The results, announced Tuesday at NASA headquarters in Washington, were just beginning to circulate among astronomers at their annual meeting. The findings are controversial among astronomers because they rely on inferences made about light that was not actually seen and estimated corrections to the amount of light that may be off.

"Many people don't think that so much light is missing from the early universe," said Richard Ellis, a cosmologist at Caltech who is searching for the universe's "first light" and is for now sticking to theories that suggest most stars formed after the universe was at least a billion years old.

"Even if there is a bit of light missing, it's not going to overthrow current thinking on the universe," he said.

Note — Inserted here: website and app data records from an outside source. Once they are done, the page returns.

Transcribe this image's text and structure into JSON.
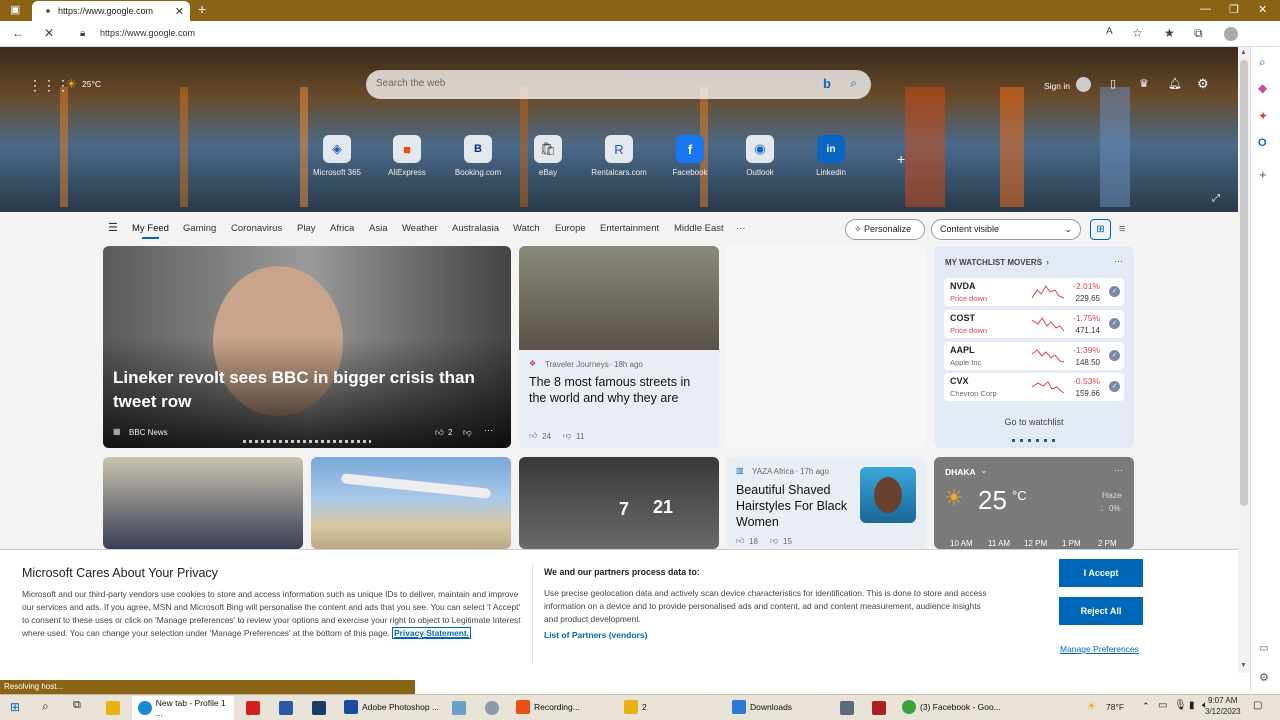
{
  "browser": {
    "tab_title": "https://www.google.com",
    "url": "https://www.google.com",
    "status_text": "Resolving host..."
  },
  "hero": {
    "weather": "25°C",
    "search_placeholder": "Search the web",
    "sign_in": "Sign in",
    "quick_links": [
      "Microsoft 365",
      "AliExpress",
      "Booking.com",
      "eBay",
      "Rentalcars.com",
      "Facebook",
      "Outlook",
      "Linkedin"
    ]
  },
  "feed": {
    "tabs": [
      "My Feed",
      "Gaming",
      "Coronavirus",
      "Play",
      "Africa",
      "Asia",
      "Weather",
      "Australasia",
      "Watch",
      "Europe",
      "Entertainment",
      "Middle East"
    ],
    "more": "···",
    "personalize": "Personalize",
    "content_select": "Content visible"
  },
  "cards": {
    "main": {
      "headline": "Lineker revolt sees BBC in bigger crisis than tweet row",
      "source": "BBC News",
      "likes": "2"
    },
    "second": {
      "source": "Traveler Journeys",
      "time": "18h ago",
      "headline": "The 8 most famous streets in the world and why they are",
      "likes": "24",
      "dislikes": "11"
    },
    "hair": {
      "source": "YAZA Africa",
      "time": "17h ago",
      "headline": "Beautiful Shaved Hairstyles For Black Women",
      "likes": "18",
      "dislikes": "15"
    }
  },
  "watchlist": {
    "title": "MY WATCHLIST MOVERS",
    "stocks": [
      {
        "symbol": "NVDA",
        "sub": "Price down",
        "pct": "-2.01%",
        "price": "229.65"
      },
      {
        "symbol": "COST",
        "sub": "Price down",
        "pct": "-1.75%",
        "price": "471.14"
      },
      {
        "symbol": "AAPL",
        "sub": "Apple Inc",
        "pct": "-1.39%",
        "price": "148.50"
      },
      {
        "symbol": "CVX",
        "sub": "Chevron Corp",
        "pct": "-0.53%",
        "price": "159.66"
      }
    ],
    "button": "Go to watchlist"
  },
  "weather_card": {
    "city": "DHAKA",
    "temp": "25",
    "unit": "°C",
    "condition": "Haze",
    "precip": "0%",
    "hours": [
      "10 AM",
      "11 AM",
      "12 PM",
      "1 PM",
      "2 PM"
    ]
  },
  "privacy": {
    "title": "Microsoft Cares About Your Privacy",
    "body": "Microsoft and our third-party vendors use cookies to store and access information such as unique IDs to deliver, maintain and improve our services and ads. If you agree, MSN and Microsoft Bing will personalise the content and ads that you see. You can select 'I Accept' to consent to these uses or click on 'Manage preferences' to review your options and exercise your right to object to Legitimate Interest where used. You can change your selection under 'Manage Preferences' at the bottom of this page.",
    "privacy_link": "Privacy Statement.",
    "partners_title": "We and our partners process data to:",
    "partners_body": "Use precise geolocation data and actively scan device characteristics for identification. This is done to store and access information on a device and to provide personalised ads and content, ad and content measurement, audience insights and product development.",
    "partners_link": "List of Partners (vendors)",
    "accept": "I Accept",
    "reject": "Reject All",
    "manage": "Manage Preferences"
  },
  "taskbar": {
    "items": [
      "New tab - Profile 1 ...",
      "Adobe Photoshop ...",
      "Recording...",
      "2",
      "Downloads",
      "(3) Facebook - Goo..."
    ],
    "weather": "78°F",
    "time": "9:07 AM",
    "date": "3/12/2023"
  },
  "colors": {
    "accent": "#0067b8",
    "titlebar": "#8a6414",
    "down": "#d44444"
  }
}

A Jet Propulsion Laboratory astronomer who helps run the camera on Hubble that took the photograph also wanted more proof. "The observation technique sounds relatively reasonable, but they are making big claims, so they'll have to be verified," said Karl Stapelfeldt, who works on Hubble's Wide-Field Planetary Camera, which was built at JPL in Pasadena.

Most astronomers think the findings cannot be absolutely confirmed until more powerful telescopes capture the light that Lanzetta believes is out there. Margon, however, praised Lanzetta's analysis. The work succeeded in "teasing out an incredibly subtle result from what is really just little fuzz balls," he said.

The results are so new that even astronomers sold on the results Tuesday could not say how they might alter theories on the evolution of the universe and questions over whether stars were created before galaxies or vice versa.